There is little practical conflict between the mandates of the two commissioners. In the rare cases where they have differing views, there is great benefit in having these views aired and debated in government, the courts, and public discourse. It may be that a single commissioner would be able to develop a more productive relationship with government on access issues, and so lead to a greater openness and transparency in public affairs. Given the nature of the federal bureaucracy and political environment, however, I am not confident that a merger or cross-appointment would lead to substantial improvements on this front. Lastly, there is an acute risk that switching to a single commissioner would diminish the attention that is currently provided to access and privacy rights. There is a real danger that a single
"Information and Privacy Commissioner" would be overburdened and thus unable to respond as effectively to the increasingly demanding challenges posed to both the
access and privacy regimes.
It can be seen, then, that while in theory there may be benefits to be gained from adopting the one commissioner model at the federal level, these benefits are modest and uncertain. The disadvantages of that model, in contrast, are both greater and more likely to materialize. I am therefore of the view that the better course to follow is to continue the system of two separate commissioners.
I am supported in this conclusion by the vast majority of the persons consulted during the course of conducting this review. The current federal Information Commissioner is now firmly opposed to a merger, and though she does not categorically dismiss the idea, it is evident from her written submissions that the Privacy Commissioner harbours serious concerns about it and clearly does not favour it at the present time. For their part, most of the former commissioners, as well as academics, users of the systems, practitioners, and advocates are solidly in favour of maintaining a two commissioner model. Perhaps most tellingly, the provincial Information and Privacy Commissioners consulted, though satisfied that the one commissioner system works very well in the provinces, were either adamantly opposed to a merger at the federal level or at least reluctant to endorse the idea.

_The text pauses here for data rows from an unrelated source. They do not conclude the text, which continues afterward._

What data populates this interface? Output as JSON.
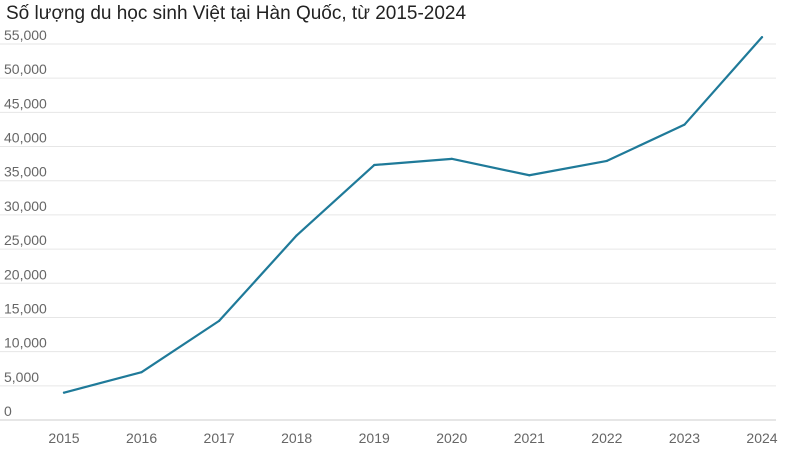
{
  "chart_data": {
    "type": "line",
    "title": "Số lượng du học sinh Việt tại Hàn Quốc, từ 2015-2024",
    "x": [
      "2015",
      "2016",
      "2017",
      "2018",
      "2019",
      "2020",
      "2021",
      "2022",
      "2023",
      "2024"
    ],
    "series": [
      {
        "values": [
          4000,
          7000,
          14500,
          27000,
          37300,
          38200,
          35800,
          37900,
          43200,
          56000
        ]
      }
    ],
    "ylim": [
      0,
      55000
    ],
    "yticks": [
      0,
      5000,
      10000,
      15000,
      20000,
      25000,
      30000,
      35000,
      40000,
      45000,
      50000,
      55000
    ],
    "ytick_labels": [
      "0",
      "5,000",
      "10,000",
      "15,000",
      "20,000",
      "25,000",
      "30,000",
      "35,000",
      "40,000",
      "45,000",
      "50,000",
      "55,000"
    ],
    "xlabel": "",
    "ylabel": "",
    "grid": true,
    "legend": false,
    "line_color": "#1f7a99",
    "grid_color": "#e6e6e6"
  }
}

If, however, a merger were ever proceeded with, it should be undertaken with an abundance of care. There was almost complete unanimity among those consulted that such a step should not be taken immediately. To do so would be very disruptive for both offices. This would be particularly true of the Privacy Commissioner's office, which is still reeling from the disruption caused by the events surrounding the retirement of the last permanent commissioner as well as the recent addition of the responsibilities assosciated with PIPEDA. Lastly, no merger or cross-appointment should occur until there has been time for comprehensive study and reform of the Access to Information Act, the Privacy Act, and PIPEDA.